When it comes to training and fighting, strength, power and speed are three different (although dependant) physical qualities. And each one needs attention to reach your full athletic potential. And just like I’ve explained in previous videos, supplemental strength and conditioning is the only way to unlock all that a Thai boxer truly has.
Strength, power and speed are all parts of a continuum on a force velocity curve, from heavy and slow on one end, to light and fast on the other.
This begins with maximal strength, built with heavy lifts like deadlifts, squats, bench presses, shoulder presses, pull ups and rows at typically 90% of 1RM or higher.
This requires high force production, but it’s so heavy it moves slowly.
The next part of the curve, strength-speed builds POWER against heavy loads. That’s applying your force explosively quickly. And that’s done using heavily loaded Olympic lifts such as the split jerk, jerk press, clean, clean and jerk, and heavy jump squats, heavy kettlebell swings.
Then we move on to the speed-strength part of the curve, where the loads are a bit lighter, and therefore faster. This part of the curve is improved using the lighter Olympic lifts like the snatch, power clean etc., some plyometrics, medicine ball drills, lighter jump squats, lighter kettlebell swings.
At the lightest and fastest end of the curve we have speed, with no external resistance. Training for this is done using reaction drills, faster plyometrics, sprints, single kicks, punches etc.
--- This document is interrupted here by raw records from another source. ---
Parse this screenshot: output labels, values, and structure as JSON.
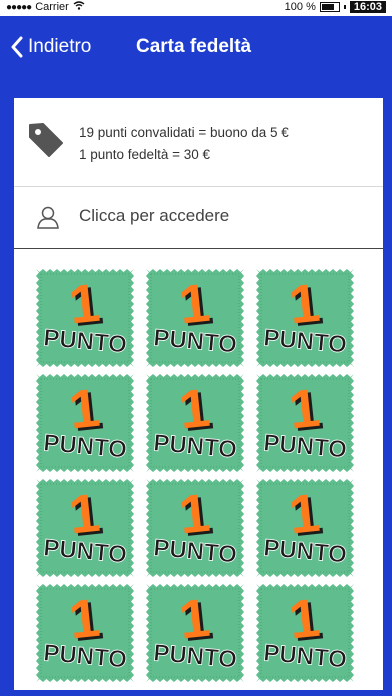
{
  "status_bar": {
    "carrier": "Carrier",
    "battery_percent": "100 %",
    "time": "16:03"
  },
  "nav": {
    "back_label": "Indietro",
    "title": "Carta fedeltà"
  },
  "info": {
    "line1": "19 punti convalidati = buono da 5 €",
    "line2": "1 punto fedeltà = 30 €"
  },
  "login": {
    "label": "Clicca per accedere"
  },
  "stamp": {
    "number": "1",
    "word": "PUNTO",
    "count": 12,
    "columns": 3,
    "colors": {
      "background": "#5fbd8e",
      "number": "#ff7a1a",
      "text": "#1c1c1c"
    }
  },
  "colors": {
    "nav": "#1e3ccd",
    "card": "#ffffff"
  }
}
Most Thai boxers only work this light, fast end of the curve. But this is sport specific isn’t it? And best for Muay Thai?
No, it’s a mistake that leaves you under developed, you’ll have a lot more left in you.
It’s true that generally, speed and power is more important than strength in Muay Thai, because we rarely have the luxury to of taking as long as we’d like to apply out force – we must strike, throw and defend as quickly as possible. But this doesn’t mean that strength training shouldn’t be part of a Thai boxers training.